0

I want to form two groups that can each contain either 5 or 6 people. I have 9 female and 8 male volunteers that would like to participate in this formation. In how many ways can this be done?

This question might be really simple but I don't really understand how to deal with the "or". For this specific question the female and male count doesn't really matter but it does for the next few. But for now, I just want to understand the basics first.

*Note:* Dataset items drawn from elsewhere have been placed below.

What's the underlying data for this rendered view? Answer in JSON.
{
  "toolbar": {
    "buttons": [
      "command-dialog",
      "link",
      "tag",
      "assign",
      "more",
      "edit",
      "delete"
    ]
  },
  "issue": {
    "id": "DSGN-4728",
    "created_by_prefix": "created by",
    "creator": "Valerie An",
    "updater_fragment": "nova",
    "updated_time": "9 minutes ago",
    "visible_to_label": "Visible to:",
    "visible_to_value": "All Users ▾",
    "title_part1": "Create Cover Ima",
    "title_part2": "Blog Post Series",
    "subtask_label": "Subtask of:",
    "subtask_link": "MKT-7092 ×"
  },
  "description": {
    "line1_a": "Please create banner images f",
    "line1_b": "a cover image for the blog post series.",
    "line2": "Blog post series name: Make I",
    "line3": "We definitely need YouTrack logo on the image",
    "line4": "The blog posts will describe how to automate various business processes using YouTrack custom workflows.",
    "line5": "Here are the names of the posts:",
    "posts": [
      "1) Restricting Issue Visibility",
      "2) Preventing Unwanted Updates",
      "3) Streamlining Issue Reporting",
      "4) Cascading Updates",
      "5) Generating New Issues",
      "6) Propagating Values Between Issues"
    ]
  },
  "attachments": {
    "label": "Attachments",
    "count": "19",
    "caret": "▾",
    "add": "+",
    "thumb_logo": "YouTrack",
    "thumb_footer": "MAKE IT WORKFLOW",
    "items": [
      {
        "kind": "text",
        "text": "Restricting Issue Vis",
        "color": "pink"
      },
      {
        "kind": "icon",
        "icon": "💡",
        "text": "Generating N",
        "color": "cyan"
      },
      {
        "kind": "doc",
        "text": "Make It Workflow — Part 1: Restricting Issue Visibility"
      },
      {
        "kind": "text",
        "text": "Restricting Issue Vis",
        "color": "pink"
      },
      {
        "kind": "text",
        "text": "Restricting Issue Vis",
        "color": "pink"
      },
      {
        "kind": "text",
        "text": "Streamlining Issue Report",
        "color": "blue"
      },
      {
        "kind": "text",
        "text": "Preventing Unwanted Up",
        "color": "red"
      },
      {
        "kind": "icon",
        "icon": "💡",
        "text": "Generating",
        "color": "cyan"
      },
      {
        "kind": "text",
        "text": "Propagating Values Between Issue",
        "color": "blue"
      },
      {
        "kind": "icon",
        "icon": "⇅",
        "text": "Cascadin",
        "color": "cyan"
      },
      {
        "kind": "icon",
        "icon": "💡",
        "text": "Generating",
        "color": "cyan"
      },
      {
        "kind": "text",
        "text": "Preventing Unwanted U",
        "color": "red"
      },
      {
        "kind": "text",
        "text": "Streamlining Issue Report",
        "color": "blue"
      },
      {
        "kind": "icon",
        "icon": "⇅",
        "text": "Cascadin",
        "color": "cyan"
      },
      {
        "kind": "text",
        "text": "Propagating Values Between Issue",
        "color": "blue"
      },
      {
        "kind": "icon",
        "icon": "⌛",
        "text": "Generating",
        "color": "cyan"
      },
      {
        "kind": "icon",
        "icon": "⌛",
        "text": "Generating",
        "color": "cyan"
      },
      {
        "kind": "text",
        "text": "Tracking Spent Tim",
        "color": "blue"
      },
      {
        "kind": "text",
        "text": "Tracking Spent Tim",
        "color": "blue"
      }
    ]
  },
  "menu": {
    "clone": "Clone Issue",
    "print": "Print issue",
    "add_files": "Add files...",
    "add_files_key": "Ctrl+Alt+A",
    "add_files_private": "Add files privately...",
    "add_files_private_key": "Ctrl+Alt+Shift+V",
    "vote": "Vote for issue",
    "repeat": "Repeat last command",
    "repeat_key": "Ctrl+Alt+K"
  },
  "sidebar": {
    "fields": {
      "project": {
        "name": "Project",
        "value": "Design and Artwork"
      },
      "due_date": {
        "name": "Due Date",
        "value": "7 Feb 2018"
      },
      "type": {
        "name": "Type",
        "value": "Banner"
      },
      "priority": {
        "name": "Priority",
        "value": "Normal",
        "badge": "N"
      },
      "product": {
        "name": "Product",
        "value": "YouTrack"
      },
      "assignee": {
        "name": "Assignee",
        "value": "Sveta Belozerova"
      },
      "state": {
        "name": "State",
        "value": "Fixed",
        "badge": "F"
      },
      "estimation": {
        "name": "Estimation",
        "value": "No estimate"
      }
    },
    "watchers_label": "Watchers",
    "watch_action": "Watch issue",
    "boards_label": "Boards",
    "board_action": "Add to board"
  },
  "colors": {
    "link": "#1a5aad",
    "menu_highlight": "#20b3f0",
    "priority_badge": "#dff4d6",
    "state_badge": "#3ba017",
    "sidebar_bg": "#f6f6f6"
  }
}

For a single group of 5, it's easy for me to say that I have to calculate 17C5, but I'm not sure how I should think if I'm dealing with two groups that can have different amounts of people each.

Thanks

1 Answers1

0

In general, or refers to a union of two events. So the inclusion-exclusion principle https://en.wikipedia.org/wiki/Inclusion%E2%80%93exclusion_principle tells us that we can count the number of elements in $A \cup B$, an or situation, by using $|A \text{ or } B| = |A| + |B| - |A \text{ and } B|$ where $| \cdot |$ denotes size.

Edit: In some cases, the intersection, corresponding to and, is empty. For example, I can't have a group that consists of five people and of six people, simultaneously. So in those cases, I can simply add the counts.

Added example: Let's say we want to count the number of pairs of (ordered) groups that can be made from a collection of 17 distinguishable marbles where each group consists of five or six marbles. Our possibilities are as follows:

  • group A has five and group B has five
  • group A has six and group B has five
  • group A has five and group B has six
  • group A has six and group B has six

For each of these, we can count the number of ways to make them.

  • group A has five and group B has five: $C(17,5)\cdot C(12,5)$
  • group A has six and group B has five: $C(17,6)\cdot C(11,5)$
  • group A has five and group B has six: $C(17,5)\cdot C(12,6)$
  • group A has six and group B has six: $C(17,6)\cdot C(11,6)$

Then the total number of possible groups (where the two groups are ordered) with this format should be the sum of each of the above since the scenarios are mutually exclusive. If we don't want to distinguish between the two groups, the two symmetric (five-six and six-five) scenarios "collapse" into one.

C. Caruvana
  • 1,159